Quando falamos de inteligência artificial no mercado corporativo, muita gente ainda enxerga a tecnologia apenas como ferramenta. Mas a verdade é que estamos vivendo algo maior: a fusão entre o mercado de software e o mercado de trabalho. Empresas já não contratam apenas sistemas — contratam forças de trabalho digitais.
E aqui surge a pergunta que está tirando o sono de fundadores, executivos e investidores: quanto vale esse trabalho?
O jogo mudou
Durante anos, a lógica do software era clara: cobrar por licença, por assento ou por assinatura mensal. O custo marginal de cada novo usuário era quase zero. Agora, com a IA, a história é outra.
O preço não está mais no clique do botão. O preço está no resultado entregue: redução de custos, aumento de receita, ganho de tempo.
É a primeira vez na história do software que a cobrança se aproxima da lógica de “pagar pelo trabalho” e não apenas “pelo acesso”. Isso exige das empresas uma mudança radical de mentalidade.
Como costumo dizer: “Se você ainda está precificando sua IA como se fosse um SaaS qualquer, você está vendendo futuro com tabela do passado.”
Alta autonomia + alta atribuição: o santo graal
Toda discussão séria sobre IA passa por dois eixos:
- Autonomia: quanto a IA precisa de humanos na operação.
- Atribuição: o quanto conseguimos medir e comprovar o valor entregue.
O futuro está no quadrante mais desafiador: Alta Autonomia + Alta Atribuição.
- Alta Autonomia: agentes que operam sozinhos, sem copiloto humano.
- Alta Atribuição: valor claro, mensurável e conectado ao impacto real.
Poucas empresas hoje estão nesse ponto. Mas é para lá que o mercado vai.
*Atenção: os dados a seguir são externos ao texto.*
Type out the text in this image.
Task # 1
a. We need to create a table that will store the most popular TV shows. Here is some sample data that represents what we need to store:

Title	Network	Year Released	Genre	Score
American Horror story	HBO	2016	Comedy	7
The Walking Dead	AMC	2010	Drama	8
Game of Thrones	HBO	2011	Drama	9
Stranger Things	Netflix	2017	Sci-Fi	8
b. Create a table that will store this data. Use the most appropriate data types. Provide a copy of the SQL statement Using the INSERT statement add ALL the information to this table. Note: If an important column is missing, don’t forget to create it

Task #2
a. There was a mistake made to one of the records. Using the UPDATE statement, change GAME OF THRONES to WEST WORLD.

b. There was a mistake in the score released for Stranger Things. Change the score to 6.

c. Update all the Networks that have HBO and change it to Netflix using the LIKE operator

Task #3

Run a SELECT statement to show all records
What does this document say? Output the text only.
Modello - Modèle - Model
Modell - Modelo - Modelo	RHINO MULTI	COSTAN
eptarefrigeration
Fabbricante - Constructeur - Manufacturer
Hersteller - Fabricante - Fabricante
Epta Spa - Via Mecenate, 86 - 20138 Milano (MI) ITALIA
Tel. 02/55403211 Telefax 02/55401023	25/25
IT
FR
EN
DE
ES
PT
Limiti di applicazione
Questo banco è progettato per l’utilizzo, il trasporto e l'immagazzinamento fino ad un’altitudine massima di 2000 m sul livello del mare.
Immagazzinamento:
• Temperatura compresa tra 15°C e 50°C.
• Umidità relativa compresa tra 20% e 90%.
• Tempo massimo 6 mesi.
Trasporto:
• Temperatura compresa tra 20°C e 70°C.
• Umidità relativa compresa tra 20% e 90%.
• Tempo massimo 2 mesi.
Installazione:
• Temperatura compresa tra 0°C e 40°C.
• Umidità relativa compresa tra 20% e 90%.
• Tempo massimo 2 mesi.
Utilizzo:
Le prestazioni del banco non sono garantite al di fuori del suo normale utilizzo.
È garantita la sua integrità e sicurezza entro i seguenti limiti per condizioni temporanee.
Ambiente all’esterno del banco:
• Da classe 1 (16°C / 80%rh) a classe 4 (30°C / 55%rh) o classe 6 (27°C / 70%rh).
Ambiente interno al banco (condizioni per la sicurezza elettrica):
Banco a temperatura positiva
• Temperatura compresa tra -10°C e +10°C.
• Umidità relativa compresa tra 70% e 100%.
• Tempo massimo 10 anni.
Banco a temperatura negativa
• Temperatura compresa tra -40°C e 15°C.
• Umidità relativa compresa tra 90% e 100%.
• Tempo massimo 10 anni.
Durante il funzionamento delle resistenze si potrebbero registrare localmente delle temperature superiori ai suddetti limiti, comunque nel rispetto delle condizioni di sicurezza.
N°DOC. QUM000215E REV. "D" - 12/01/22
E é aqui que entra o conceito que mais vai mexer no bolso das organizações: o custo de oportunidade.
Se sua empresa ainda depende de dezenas de analistas para processar dados, mas poderia ter um agente autônomo entregando esse resultado em minutos, o problema não está no investimento em IA. O problema está no tempo perdido e no dinheiro deixado na mesa.
O custo de oportunidade como métrica central
Peter Drucker já dizia: “Não há nada tão inútil quanto fazer com grande eficiência algo que não deveria ser feito.”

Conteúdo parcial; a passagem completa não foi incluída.